‘The Oakland we knew is not going to remain’

Sunday, August 12, 2018

Mercury News – By Marisa Kendall

SLEEK NEW CONDOS rise up amid the graffiti-covered warehouses, artist’s studios and homeless encampments of West Oakland. Construction cranes dot the downtown skyline, and scaffolding-shrouded towers march down Broadway into Temescal.

An extraordinary residential building boom is shaking up Oakland, part of a transformation sweeping the Bay Area as market forces and political initiative combine to address the region’s desperate housing crisis.

“The city is being radically reconfigured — the whole Bay Area is,” said urban geography expert and UC Berkeley professor emeritus Richard Walker. “The Oakland we knew is not going to remain.”

The change is particularly stark in Oakland, where developers and investors began clamoring to build after decades of dismissing the city as dangerous and crime-ridden. Oakland has permitted a staggering 9,710 new homes since 2016, more than twice as many as during the prior nine years. But the construction of those new dwellings — creating hip, trendy neighborhoods for newcomers while pricing out old-timers — is exacerbating the divide between the city’s haves and have-nots.

The building boom is altering Oakland’s skyline, ushering in a new wave of high-rise apartment buildings. Towers in the works include a 33-story building at Broadway and 17th Street, a 40-story building at 1314 Franklin St., and a 23-story building on Webster Street. Construction crews broke ground in May on the 24-story Skylyne at Temescal tower next to the MacArthur BART station.

Those developers have a big incentive to build — Oakland rents have spiked nearly 25 percent since 2015, according to RentCafe, and home prices have jumped almost 40 percent, according to Zillow.
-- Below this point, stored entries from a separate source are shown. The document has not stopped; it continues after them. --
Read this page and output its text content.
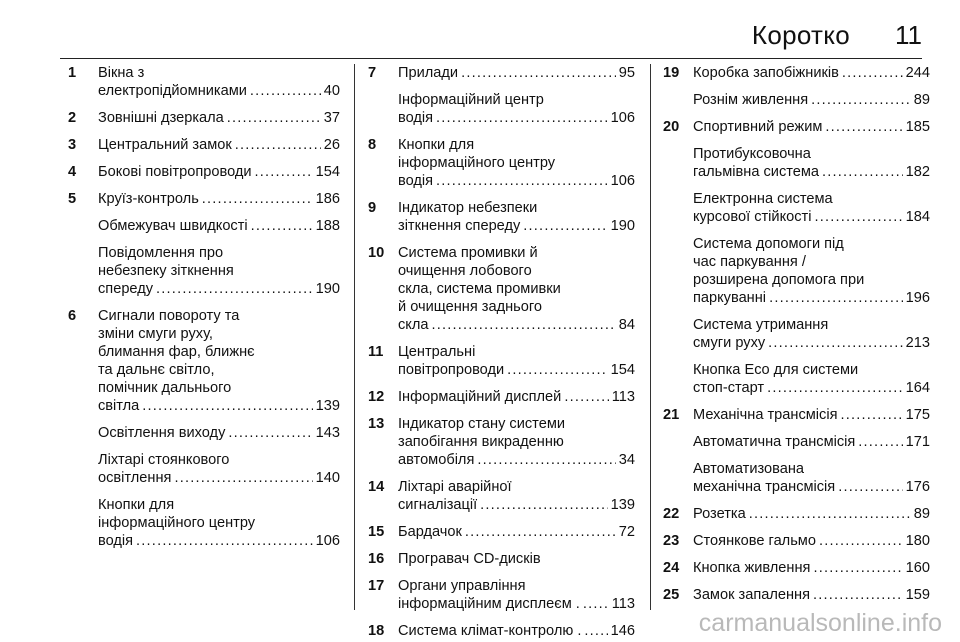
Коротко 11
1	Вікна з
електропідйомниками .....	40
2	Зовнішні дзеркала .....	37
3	Центральний замок .....	26
4	Бокові повітропроводи .....	154
5	Круїз-контроль .....	186
Обмежувач швидкості .....	188
Повідомлення про
небезпеку зіткнення
спереду .....	190
6	Сигнали повороту та
зміни смуги руху,
блимання фар, ближнє
та дальнє світло,
помічник дальнього
світла .....	139
Освітлення виходу .....	143
Ліхтарі стоянкового
освітлення .....	140
Кнопки для
інформаційного центру
водія .....	106
7	Прилади .....	95
Інформаційний центр
водія .....	106
8	Кнопки для
інформаційного центру
водія .....	106
9	Індикатор небезпеки
зіткнення спереду .....	190
10 Система промивки й
очищення лобового
скла, система промивки
й очищення заднього
скла .....	84
11 Центральні
повітропроводи .....	154
12 Інформаційний дисплей .....	113
13 Індикатор стану системи
запобігання викраденню
автомобіля .....	34
14 Ліхтарі аварійної
сигналізації .....	139
15 Бардачок .....	72
16 Програвач CD-дисків
17 Органи управління
інформаційним дисплеєм . ..... 113
18 Система клімат-контролю . ..... 146
19 Коробка запобіжників .....	244
Рознім живлення .....	89
20 Спортивний режим .....	185
Протибуксовочна
гальмівна система .....	182
Електронна система
курсової стійкості .....	184
Система допомоги під
час паркування /
розширена допомога при
паркуванні .....	196
Система утримання
смуги руху .....	213
Кнопка Eco для системи
стоп-старт .....	164
21 Механічна трансмісія .....	175
Автоматична трансмісія .....	171
Автоматизована
механічна трансмісія .....	176
22 Розетка .....	89
23 Стоянкове гальмо .....	180
24 Кнопка живлення .....	160
25 Замок запалення .....	159
carmanualsonline.info
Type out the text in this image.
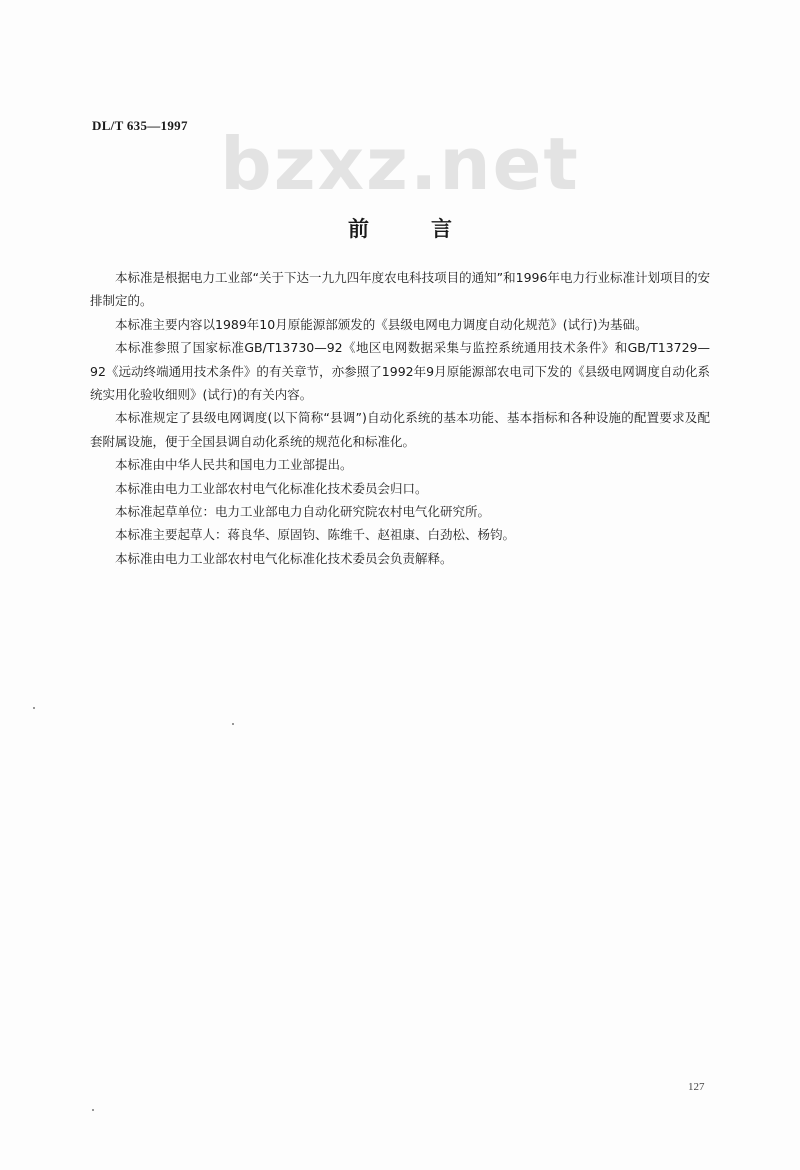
DL/T 635—1997 bzxz.net
前言

本标准是根据电力工业部“关于下达一九九四年度农电科技项目的通知”和1996年电力行业标准计划项目的安排制定的。

本标准主要内容以1989年10月原能源部颁发的《县级电网电力调度自动化规范》(试行)为基础。

本标准参照了国家标准GB/T13730—92《地区电网数据采集与监控系统通用技术条件》和GB/T13729—92《远动终端通用技术条件》的有关章节，亦参照了1992年9月原能源部农电司下发的《县级电网调度自动化系统实用化验收细则》(试行)的有关内容。

本标准规定了县级电网调度(以下简称“县调”)自动化系统的基本功能、基本指标和各种设施的配置要求及配套附属设施，便于全国县调自动化系统的规范化和标准化。

本标准由中华人民共和国电力工业部提出。

本标准由电力工业部农村电气化标准化技术委员会归口。

本标准起草单位：电力工业部电力自动化研究院农村电气化研究所。

本标准主要起草人：蒋良华、原固钧、陈维千、赵祖康、白劲松、杨钧。

本标准由电力工业部农村电气化标准化技术委员会负责解释。

127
But as projects are completed, supply should go up and prices could come down.

“Over the next three years we’re finally going to see more balance between tenants and landlords, because there’s going to be so much more supply coming online,” said Michael Ghielmetti, president of Signature Development Group and Oakland director of city planning and research association SPUR.

Cities throughout the Bay Area are struggling to keep up with the demand to live here, and to make up for years of failing to build enough housing, but the amount of construction they are willing or able to approve varies widely. Oakland permitted 4,284 new homes in 2017, up from 2,121 in 2016. San Jose permitted 2,712 new homes in the 2016-2017 fiscal year, down from a five-year high of 4,724 in the 2013-2014 fiscal year. San Francisco permitted 6,731 new homes last year, a 20-year high.

But permitting is just the first step — projects a city approves may not get built right away, or ever, if the developer runs out of funds or faces other delays. To keep pace with the demand in Oakland, developers need to build an average of 2,125 homes a year for the next eight years, according to a 2017 report by the city’s Housing Cabinet. As of July 31, there were 884 homes completed so far this year.

The building boom and resulting gentrification are squeezing the city’s most vulnerable. After living in Oakland his entire life, 54-year-old Marcus Emery recently found himself homeless for the first time. His landlord died about three years ago, Emery said, and the new owner wanted to raise the rent beyond what he could pay. Emery, who already was behind in payments because of admittedly poor financial decisions, was evicted from the house in West Oakland he’d called home for almost two decades.